Clioquinol as an inhibitor of JmjC-histone demethylase exhibits common and unique histone methylome and transcriptome between clioquinol and hypoxia

Yunwon Moon; Sehyun Chae; Sujin Yim; Eun Gyeong Yang; Jungwoo Choe; Jiyeon Hyun; Rakwoo Chang; Daehee Hwang; Hyunsung Park

doi:10.1016/j.isci.2022.104517

Clioquinol as an inhibitor of JmjC-histone demethylase exhibits common and unique histone methylome and transcriptome between clioquinol and hypoxia

iScience. 2022 Jun 3;25(7):104517. doi: 10.1016/j.isci.2022.104517. eCollection 2022 Jul 15.

Authors

Yunwon Moon¹, Sehyun Chae², Sujin Yim¹, Eun Gyeong Yang³, Jungwoo Choe^{1

4}, Jiyeon Hyun⁴, Rakwoo Chang⁴, Daehee Hwang⁵, Hyunsung Park^{1

4}

Affiliations

¹ Department of Life Science, University of Seoul, Seoul 02504, Republic of Korea.
² Neurovascular Unit Research Group, Korea Brain Research Institute (KBRI), Daegu 41062, Republic of Korea.
³ Biomedical Research Institute, Korea Institute of Science and Technology, Seoul 02792, Republic of Korea.
⁴ Department of Applied Chemistry, University of Seoul, Seoul 02504, Republic of Korea.
⁵ School of Biological Sciences, Seoul National University, Seoul 08826, Republic of Korea.

Abstract

Clioquinol (CQ) is a hypoxic mimicker to activate hypoxia-inducible factor-1α (HIF-1α) by inhibiting HIF-1α specific asparaginyl hypoxylase (FIH-1).
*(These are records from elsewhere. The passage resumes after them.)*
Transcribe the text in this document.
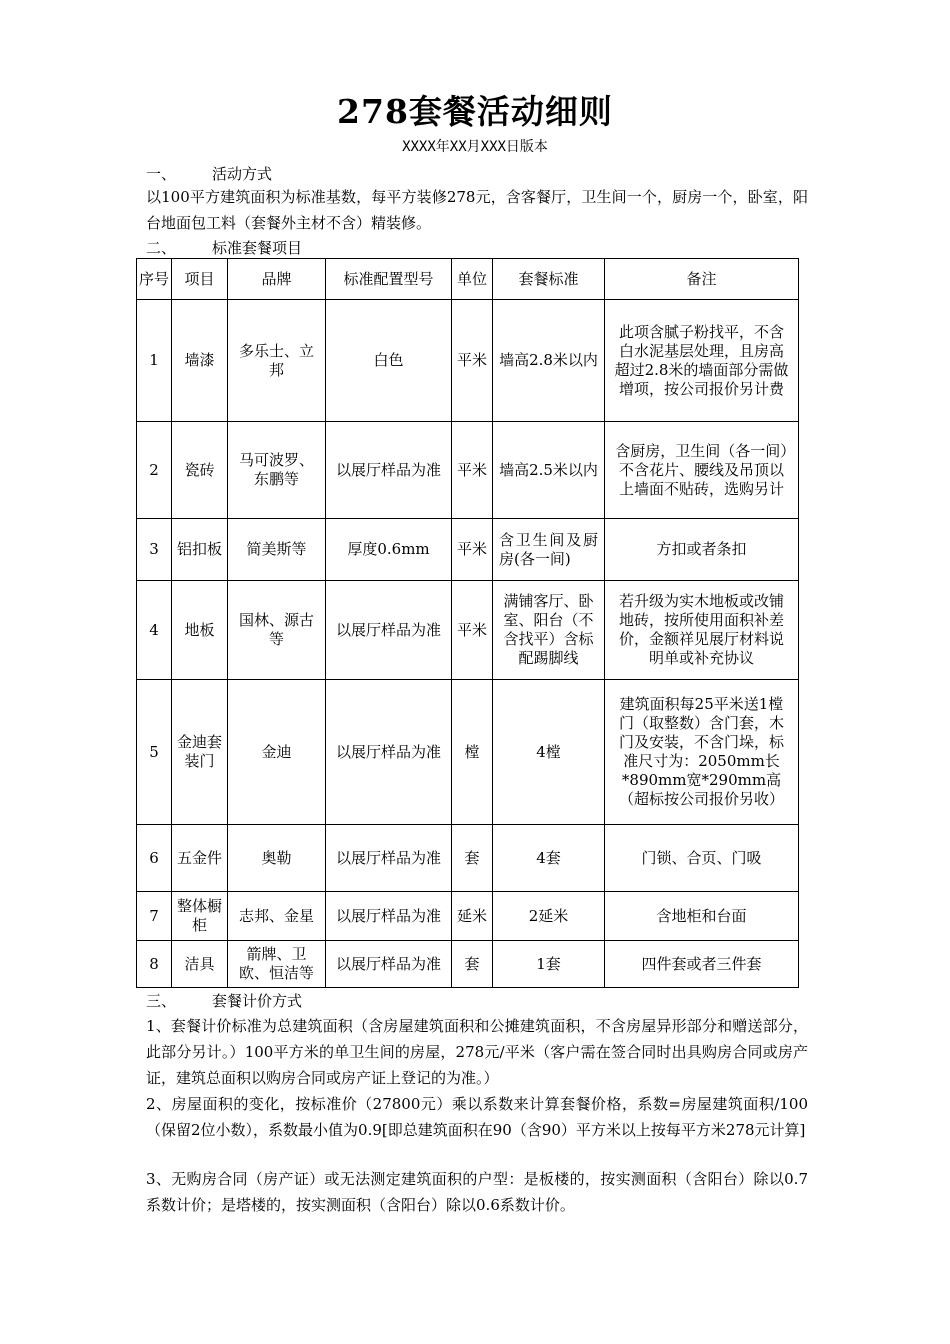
278套餐活动细则
XXXX年XX月XXX日版本
一、 活动方式
以100平方建筑面积为标准基数，每平方装修278元，含客餐厅，卫生间一个，厨房一个，卧室，阳台地面包工料（套餐外主材不含）精装修。
二、 标准套餐项目
序号	项目	品牌	标准配置型号	单位	套餐标准	备注
1	墙漆	多乐士、立邦	白色	平米	墙高2.8米以内	此项含腻子粉找平，不含白水泥基层处理，且房高超过2.8米的墙面部分需做增项，按公司报价另计费
2	瓷砖	马可波罗、东鹏等	以展厅样品为准	平米	墙高2.5米以内	含厨房，卫生间（各一间）不含花片、腰线及吊顶以上墙面不贴砖，选购另计
3	铝扣板	简美斯等	厚度0.6mm	平米	含卫生间及厨房(各一间)	方扣或者条扣
4	地板	国林、源古等	以展厅样品为准	平米	满铺客厅、卧室、阳台（不含找平）含标配踢脚线	若升级为实木地板或改铺地砖，按所使用面积补差价，金额祥见展厅材料说明单或补充协议
5	金迪套装门	金迪	以展厅样品为准	樘	4樘	建筑面积每25平米送1樘门（取整数）含门套，木门及安装，不含门垛，标准尺寸为：2050mm长*890mm宽*290mm高（超标按公司报价另收）
6	五金件	奥勒	以展厅样品为准	套	4套	门锁、合页、门吸
7	整体橱柜	志邦、金星	以展厅样品为准	延米	2延米	含地柜和台面
8	洁具	箭牌、卫欧、恒洁等	以展厅样品为准	套	1套	四件套或者三件套
三、 套餐计价方式
1、套餐计价标准为总建筑面积（含房屋建筑面积和公摊建筑面积，不含房屋异形部分和赠送部分，此部分另计。）100平方米的单卫生间的房屋，278元/平米（客户需在签合同时出具购房合同或房产证，建筑总面积以购房合同或房产证上登记的为准。）
2、房屋面积的变化，按标准价（27800元）乘以系数来计算套餐价格，系数=房屋建筑面积/100（保留2位小数），系数最小值为0.9[即总建筑面积在90（含90）平方米以上按每平方米278元计算]
3、无购房合同（房产证）或无法测定建筑面积的户型：是板楼的，按实测面积（含阳台）除以0.7系数计价；是塔楼的，按实测面积（含阳台）除以0.6系数计价。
The structural similarity of the Jumonji C (JmjC) domain between FIH-1 and JmjC domain-containing histone lysine demethylases (JmjC-KDMs) led us to investigate whether CQ could inhibit the catalytic activities of JmjC-KDMs. Herein, we showed that CQ inhibits KDM4A/C, KDM5A/B, and KDM6B and affects H3K4me3, H3K9me3, and H3K27me3 marks, respectively. An integrative analysis of the histone methylome and transcriptome data revealed that CQ-mediated JmjC-KDM inhibition altered the transcription of target genes through differential combinations of KDMs and transcription factors. Notably, functional enrichment of target genes showed that CQ and hypoxia commonly affected the response to hypoxia, VEGF signaling, and glycolysis, whereas CQ uniquely altered apoptosis/autophagy and cytoskeleton/extracellular matrix organization. Our results suggest that CQ can be used as a JmjC-KDM inhibitor, HIF-α activator, and an alternative therapeutic agent in hypoxia-based diseases.

Keywords: Biochemistry; Molecular biology; Transcriptomics.